Ailsa is most known for her development, along with Alison Doig, of what later came to be called the branch-and-bound method for optimization problems with integer variables. Their work was published in Econometrica in 1960. This work was initially carried out at the London School of Economics under the sponsorship of British Petroleum, with the aim of enhancing existing linear programming models for refinery operations. Ailsa and Alison did not have access to a computer at the time, but they developed an algorithm that could be converted to Fortran by British Petroleum Staff. The method is now the most prevalent solution method for NP-hard optimization problems.

Land also worked with Helen Makower and George Morton in the late 1950s on a number of integer programming problems. This included her early investigations of the travelling salesman problem, beginning with a 1955 paper with Morton, and continuing with a 1979 research report on 100 city travelling salesman problems. In addition, Land advanced OR methodology through the publication of notable work on shortest path algorithms, quadratic programming, bicriteria decision problems, and statistical data fitting. Following her retirement from the LSE in 1987, she continued several research projects, resulting in contributions to data envelopment analysis, the quadratic assignment problem, and combinatorial auctions.

In addition to her methodological work, Ailsa worked on the development of computational tools. In 1973, Ailsa published her book Fortran Codes for Mathematical Programming: Linear, Quadratic and Discrete, written jointly with Susan Powell. This provided detailed documentation for computer implementations of optimization techniques as well as the underlying mathematical background and a suite of test problems. A subsequent 1979 publication, also with Susan Powell, offered guidance to consumers of mixed-integer programming and combinatorial programming. Her computer codes for data envelopment analysis and for the travelling salesman problem were all made freely available to the optimization community.

== Teaching ==
During Land's teaching career at the LSE, she helped to establish a two-year diploma in OR at the LSE for students from the British Iron and Steel Association. Later she instituted a mathematical programming course at the undergraduate level as well as an advanced graduate course for the MSc program.

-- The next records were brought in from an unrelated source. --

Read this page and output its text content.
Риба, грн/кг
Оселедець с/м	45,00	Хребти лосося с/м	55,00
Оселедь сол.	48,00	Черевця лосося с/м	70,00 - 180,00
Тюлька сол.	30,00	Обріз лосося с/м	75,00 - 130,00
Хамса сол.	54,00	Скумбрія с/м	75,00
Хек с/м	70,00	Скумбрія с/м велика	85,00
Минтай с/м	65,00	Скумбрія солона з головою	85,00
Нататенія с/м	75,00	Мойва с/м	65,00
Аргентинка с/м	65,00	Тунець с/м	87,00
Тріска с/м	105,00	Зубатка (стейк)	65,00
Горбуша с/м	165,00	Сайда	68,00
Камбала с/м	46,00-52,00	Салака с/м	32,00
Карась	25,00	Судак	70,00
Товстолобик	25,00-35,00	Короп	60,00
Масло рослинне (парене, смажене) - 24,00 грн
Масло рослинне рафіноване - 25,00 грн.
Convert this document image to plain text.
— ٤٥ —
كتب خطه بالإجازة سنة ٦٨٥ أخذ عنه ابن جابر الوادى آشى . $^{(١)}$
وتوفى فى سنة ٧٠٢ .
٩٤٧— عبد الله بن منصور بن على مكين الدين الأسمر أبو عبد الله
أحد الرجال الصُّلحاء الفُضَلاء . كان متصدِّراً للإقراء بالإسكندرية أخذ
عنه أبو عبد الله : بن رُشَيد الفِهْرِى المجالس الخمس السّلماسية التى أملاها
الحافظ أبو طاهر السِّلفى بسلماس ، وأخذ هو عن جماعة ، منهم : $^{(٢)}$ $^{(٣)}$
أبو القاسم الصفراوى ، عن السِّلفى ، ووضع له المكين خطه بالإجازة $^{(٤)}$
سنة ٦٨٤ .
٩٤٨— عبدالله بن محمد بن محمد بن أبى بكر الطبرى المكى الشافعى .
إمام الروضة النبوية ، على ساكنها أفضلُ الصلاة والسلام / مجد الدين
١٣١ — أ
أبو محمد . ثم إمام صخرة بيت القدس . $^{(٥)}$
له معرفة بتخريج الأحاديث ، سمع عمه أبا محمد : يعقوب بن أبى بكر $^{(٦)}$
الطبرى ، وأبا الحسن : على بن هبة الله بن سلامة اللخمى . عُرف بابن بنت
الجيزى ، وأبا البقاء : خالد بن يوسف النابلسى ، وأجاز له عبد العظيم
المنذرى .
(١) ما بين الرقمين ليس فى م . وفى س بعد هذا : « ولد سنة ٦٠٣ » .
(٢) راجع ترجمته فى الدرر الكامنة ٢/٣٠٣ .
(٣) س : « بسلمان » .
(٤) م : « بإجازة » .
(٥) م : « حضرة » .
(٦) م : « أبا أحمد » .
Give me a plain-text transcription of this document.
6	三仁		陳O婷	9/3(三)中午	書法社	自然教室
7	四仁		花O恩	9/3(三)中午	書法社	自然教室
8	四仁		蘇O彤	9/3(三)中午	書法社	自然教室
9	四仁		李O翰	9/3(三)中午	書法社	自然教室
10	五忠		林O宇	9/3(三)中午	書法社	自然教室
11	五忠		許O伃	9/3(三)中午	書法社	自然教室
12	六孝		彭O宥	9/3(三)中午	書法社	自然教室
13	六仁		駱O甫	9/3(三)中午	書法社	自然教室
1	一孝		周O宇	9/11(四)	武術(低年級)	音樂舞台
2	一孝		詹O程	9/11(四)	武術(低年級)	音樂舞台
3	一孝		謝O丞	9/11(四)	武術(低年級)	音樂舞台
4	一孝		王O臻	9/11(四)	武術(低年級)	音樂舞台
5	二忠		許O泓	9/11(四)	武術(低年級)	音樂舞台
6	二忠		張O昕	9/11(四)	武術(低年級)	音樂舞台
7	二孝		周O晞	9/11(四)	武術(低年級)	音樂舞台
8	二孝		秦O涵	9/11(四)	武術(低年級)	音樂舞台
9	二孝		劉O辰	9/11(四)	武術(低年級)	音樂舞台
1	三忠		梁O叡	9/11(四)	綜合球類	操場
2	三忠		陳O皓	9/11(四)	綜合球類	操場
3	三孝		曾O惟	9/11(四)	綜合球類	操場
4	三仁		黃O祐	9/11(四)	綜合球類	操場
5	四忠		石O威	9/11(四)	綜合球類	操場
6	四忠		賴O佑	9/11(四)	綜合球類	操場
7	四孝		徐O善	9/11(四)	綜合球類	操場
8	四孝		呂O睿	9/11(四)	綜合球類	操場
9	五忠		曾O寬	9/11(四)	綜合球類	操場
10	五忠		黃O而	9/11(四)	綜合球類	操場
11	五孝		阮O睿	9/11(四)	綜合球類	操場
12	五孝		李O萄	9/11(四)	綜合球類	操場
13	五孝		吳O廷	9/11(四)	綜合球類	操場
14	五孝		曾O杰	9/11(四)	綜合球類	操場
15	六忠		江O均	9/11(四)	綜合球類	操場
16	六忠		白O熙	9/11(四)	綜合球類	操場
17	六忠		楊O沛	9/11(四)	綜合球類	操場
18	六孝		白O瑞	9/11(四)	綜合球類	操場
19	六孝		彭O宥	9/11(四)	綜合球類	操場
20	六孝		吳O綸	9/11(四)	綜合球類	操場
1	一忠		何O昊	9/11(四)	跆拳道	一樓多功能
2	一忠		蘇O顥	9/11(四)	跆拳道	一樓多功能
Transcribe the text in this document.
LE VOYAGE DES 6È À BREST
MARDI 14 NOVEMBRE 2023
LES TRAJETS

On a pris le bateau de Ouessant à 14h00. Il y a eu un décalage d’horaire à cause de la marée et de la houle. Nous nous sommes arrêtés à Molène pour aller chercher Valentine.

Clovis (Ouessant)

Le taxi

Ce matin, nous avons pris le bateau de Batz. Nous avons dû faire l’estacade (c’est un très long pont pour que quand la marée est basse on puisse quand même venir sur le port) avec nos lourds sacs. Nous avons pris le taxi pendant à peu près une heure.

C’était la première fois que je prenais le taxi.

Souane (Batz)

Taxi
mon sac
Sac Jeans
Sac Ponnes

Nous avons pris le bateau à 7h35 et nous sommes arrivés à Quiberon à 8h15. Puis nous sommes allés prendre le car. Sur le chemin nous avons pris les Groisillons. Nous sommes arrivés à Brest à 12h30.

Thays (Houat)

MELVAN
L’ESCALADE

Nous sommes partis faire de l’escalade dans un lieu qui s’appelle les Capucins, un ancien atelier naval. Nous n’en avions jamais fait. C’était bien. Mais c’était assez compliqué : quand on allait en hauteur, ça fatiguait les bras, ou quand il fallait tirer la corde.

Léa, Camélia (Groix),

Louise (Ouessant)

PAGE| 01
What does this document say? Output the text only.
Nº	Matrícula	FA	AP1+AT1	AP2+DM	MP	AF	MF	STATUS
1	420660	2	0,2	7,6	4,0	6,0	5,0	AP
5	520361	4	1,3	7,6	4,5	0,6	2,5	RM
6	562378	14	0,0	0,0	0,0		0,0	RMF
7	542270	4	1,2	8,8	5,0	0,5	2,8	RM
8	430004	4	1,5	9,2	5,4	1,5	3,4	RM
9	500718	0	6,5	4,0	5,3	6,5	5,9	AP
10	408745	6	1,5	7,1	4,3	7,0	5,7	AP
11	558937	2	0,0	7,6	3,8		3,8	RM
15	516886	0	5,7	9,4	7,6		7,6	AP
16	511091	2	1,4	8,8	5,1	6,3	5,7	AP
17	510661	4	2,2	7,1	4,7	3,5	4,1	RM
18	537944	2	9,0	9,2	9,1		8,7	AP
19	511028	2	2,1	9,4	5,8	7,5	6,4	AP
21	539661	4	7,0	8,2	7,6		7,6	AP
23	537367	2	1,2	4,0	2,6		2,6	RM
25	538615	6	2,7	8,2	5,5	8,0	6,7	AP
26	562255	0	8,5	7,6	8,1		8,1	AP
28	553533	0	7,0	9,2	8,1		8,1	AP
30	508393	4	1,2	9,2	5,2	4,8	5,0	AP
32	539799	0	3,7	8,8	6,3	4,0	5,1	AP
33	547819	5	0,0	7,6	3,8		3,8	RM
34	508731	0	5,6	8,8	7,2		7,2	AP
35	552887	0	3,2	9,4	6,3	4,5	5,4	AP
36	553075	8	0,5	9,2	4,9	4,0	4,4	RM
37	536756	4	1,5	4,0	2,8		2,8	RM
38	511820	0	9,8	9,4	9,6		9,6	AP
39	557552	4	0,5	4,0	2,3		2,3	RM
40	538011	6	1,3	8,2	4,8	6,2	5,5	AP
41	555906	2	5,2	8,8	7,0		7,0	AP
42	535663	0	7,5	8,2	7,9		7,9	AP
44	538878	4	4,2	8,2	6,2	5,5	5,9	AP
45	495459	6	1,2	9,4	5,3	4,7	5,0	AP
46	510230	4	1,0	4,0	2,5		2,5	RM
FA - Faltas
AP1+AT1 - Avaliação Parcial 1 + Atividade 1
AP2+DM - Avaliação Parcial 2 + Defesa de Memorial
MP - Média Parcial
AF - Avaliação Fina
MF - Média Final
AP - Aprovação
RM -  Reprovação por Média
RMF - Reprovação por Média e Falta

Land mentored both master's level and PhD students, several of whom have achieved international distinction.

== Awards and honours ==
Land was awarded the Harold Larnder prize by the Canadian Operational Research Society in 1994 for achieving international distinction in operational research.

A student award at the London School of Economics, the Ailsa Land Prize, is given annually in her honour.

Land was posthumously awarded the EURO Gold Medal, the highest distinction within OR in Europe, at the EURO Conference in 2021. She was inducted into the Hall of Fame of the International Federation of Operational Research Societies in 2023.

== Personal life ==
She met her future husband Frank Land, in her graduating class. He had come to Britain with his parents and twin brother in 1939 as refugees from Nazi Germany and was one of the computing pioneers who developed the Leo computer for J Lyons & Co, and later is a professor at LSE. They married in 1953 and had three children, Frances, Richard and Margi during her PhD studies.

Following her retirement from teaching and administration in 1987, Land continued to work on research projects, stating ‘Now I'm retired I can do some research!”, until she and her husband moved to Devon in 2000, where she became a clerk to the parish meeting in Harford, near Ivybridge, between trips abroad, moving to Totnes in 2015.

Ailsa Land died on 16 May 2021 at the age of 93.